Acontece que o Benfica voltou aos títulos e ficou-se perante um enorme problema: três clubes grandes para dois lugares. E não são, apenas, lugares no pódio. São lugares nos milhões da Champs, são milhões em publicidades, são milhões nas marcas das camisolas, são milhões nas vendas dos direitos desportivos e televisivos, são milhões de pessoas, espalhadas pelo mundo, a quem se omite uma marca em favorecimento de outras duas. “E que, dessas duas, a maior seja o Benfica“, pediu Filipe Vieira. E aqui reside a grande mudança: enquanto Da Costa tinha uma região onde ecoavam as suas palavras, Vieira tem à sua disposição uma verdadeira máquina de propaganda. É a formação, são as capas pintadas a vermelho, valorizando todos e quais activos e escondendo as vendas feitas há meses que levarão jogadores em janeiro, são as mensagens ridículas que alimentam acéfalos (dizia o gajo, outro dia, que para o ano o plantel teria cinco jogadores da formação, como se quatro não fosse o mínimo exigido pela UEFA). E, mais grave, é uma máquina de propaganda que ajuda a encapotar tudo o que não interessa: das ajudas do apito, 9 em 12 jogos neste campeonato, ao transformar de uma vergonha como o facto de Benfica e fcPorto poderem meter dinheiro na Liga num acto de fantástica generosidade e numa grande mudança no nosso futebol, vale tudo para massificar a mensagem vermelha e branca. Veja-se, por exemplo, a simplicidade como se acha normal que os dois melhores jogadores do Belenenses fiquem de fora, quando pelo menos um deles já não tem nenhuma ligação ao Benfica (Miguel Rosa).

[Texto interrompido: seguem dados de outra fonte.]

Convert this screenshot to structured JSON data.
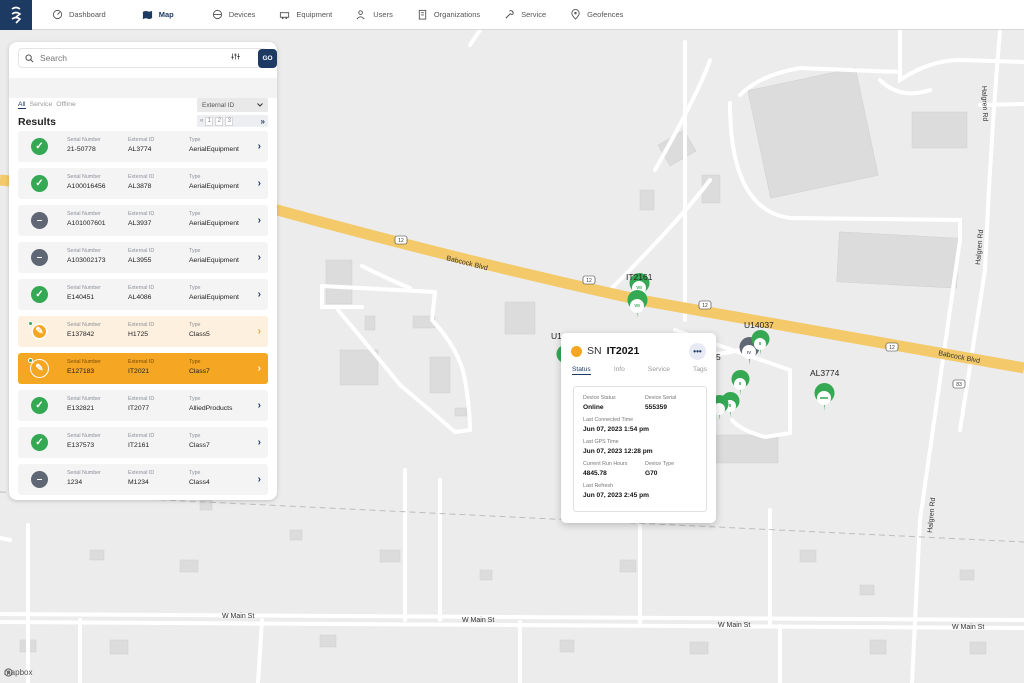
{
  "nav": {
    "items": [
      {
        "label": "Dashboard",
        "icon": "dashboard-icon"
      },
      {
        "label": "Map",
        "icon": "map-icon"
      },
      {
        "label": "Devices",
        "icon": "devices-icon"
      },
      {
        "label": "Equipment",
        "icon": "equipment-icon"
      },
      {
        "label": "Users",
        "icon": "users-icon"
      },
      {
        "label": "Organizations",
        "icon": "organizations-icon"
      },
      {
        "label": "Service",
        "icon": "service-icon"
      },
      {
        "label": "Geofences",
        "icon": "geofences-icon"
      }
    ],
    "active": "Map"
  },
  "search": {
    "placeholder": "Search",
    "go_label": "GO"
  },
  "filters": {
    "tabs": [
      "All",
      "Service",
      "Offline"
    ],
    "active": "All",
    "sort_select": "External ID"
  },
  "results": {
    "title": "Results",
    "pages": [
      "1",
      "2",
      "3"
    ],
    "columns": {
      "serial": "Serial Number",
      "external": "External ID",
      "type": "Type"
    },
    "rows": [
      {
        "status": "online",
        "serial": "21-50778",
        "external": "AL3774",
        "type": "AerialEquipment"
      },
      {
        "status": "online",
        "serial": "A100016456",
        "external": "AL3878",
        "type": "AerialEquipment"
      },
      {
        "status": "offline",
        "serial": "A101007601",
        "external": "AL3937",
        "type": "AerialEquipment"
      },
      {
        "status": "offline",
        "serial": "A103002173",
        "external": "AL3955",
        "type": "AerialEquipment"
      },
      {
        "status": "online",
        "serial": "E140451",
        "external": "AL4086",
        "type": "AerialEquipment"
      },
      {
        "status": "maintenance",
        "serial": "E137842",
        "external": "H1725",
        "type": "Class5"
      },
      {
        "status": "maintenance",
        "serial": "E127183",
        "external": "IT2021",
        "type": "Class7",
        "selected": true
      },
      {
        "status": "online",
        "serial": "E132821",
        "external": "IT2077",
        "type": "AlliedProducts"
      },
      {
        "status": "online",
        "serial": "E137573",
        "external": "IT2161",
        "type": "Class7"
      },
      {
        "status": "offline",
        "serial": "1234",
        "external": "M1234",
        "type": "Class4"
      }
    ]
  },
  "map": {
    "streets": [
      "Babcock Blvd",
      "Babcock Blvd",
      "Halgren Rd",
      "Halgren Rd",
      "Halgren Rd",
      "W Main St",
      "W Main St",
      "W Main St",
      "W Main St"
    ],
    "route_shields": [
      "12",
      "12",
      "12",
      "12",
      "12",
      "83"
    ],
    "pin_labels": [
      "IT2161",
      "U14037",
      "AL3774",
      "U1",
      "5"
    ],
    "attribution": "mapbox"
  },
  "popup": {
    "sn_prefix": "SN",
    "device_id": "IT2021",
    "more_label": "•••",
    "tabs": [
      "Status",
      "Info",
      "Service",
      "Tags"
    ],
    "fields": {
      "device_status_label": "Device Status",
      "device_status": "Online",
      "device_serial_label": "Device Serial",
      "device_serial": "555359",
      "last_connected_label": "Last Connected Time",
      "last_connected": "Jun 07, 2023 1:54 pm",
      "last_gps_label": "Last GPS Time",
      "last_gps": "Jun 07, 2023 12:28 pm",
      "run_hours_label": "Current Run Hours",
      "run_hours": "4845.78",
      "device_type_label": "Device Type",
      "device_type": "G70",
      "last_refresh_label": "Last Refresh",
      "last_refresh": "Jun 07, 2023 2:45 pm"
    }
  },
  "colors": {
    "brand": "#1d3a63",
    "accent": "#4aa7e0",
    "online": "#34a853",
    "offline": "#606774",
    "maintenance": "#f5a623",
    "road": "#f3c969"
  }
}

Por esta altura, Pinto da Costa já percebeu que o seu lugar nos bastidores está ocupado. Decide, então, manter-se em silêncio, até porque maior desastre do que não ser campeão depois dos milhões enterrados, é não conseguir o acesso à Liga dos Campeões, algo que seria uma machadada monumental nas já de si raquíticas finanças azuis e brancas. Voltam a apertar-se as mãos, volta a haver aproximação azul e encarnada, tão próxima que este campeonato passa a ser pintado a roxo. Um roxo que esconde de onde surgiu o dinheiro para pagar os 400 mil euros que estavam em dívidas aos árbitros (sim, sim, empréstimo bancário e quem paga esse empréstimo se a Liga está falida? Fundos? ok, assim já conversamos). Um roxo que empurra para pequenas chamadas de capa o facto da Olivedesportos poder garantir a continuidade da Taça da Liga.

Se és do Sporting peço-te, sinceramente, que penses nisto. Peço-te que percebas que, neste momento, estamos mais isolados do que nunca e que essa é a única postura possível. Peço-te que, sem perderes a tão propalada exigência e espírito crítico, não sejas o primeiro a promover a desvalorização de tudo o que se relacionada com o Sporting. Para isso, já basta a máquina de propaganda. Peço-te que percebas que, mais do que nunca, temos que estar unidos. Assim que mostrámos sinais de retoma, azuis vermelhos deram as mãos e selaram o acordo sentando em cima do cofre da estratégia um boneco da michelin que se diz sportinguista. Peço-te que percebas que somos o alvo a abater, até porque somos o único que pode colocar em causa a santa aliança! Custa? Custa muito. E vai continuar a custar, porque, é um conselho que te dou, esquece tudo o que viste até hoje. A maior batalha começa agora. E, sem ti, vai ser muito mais complicado vencê-la!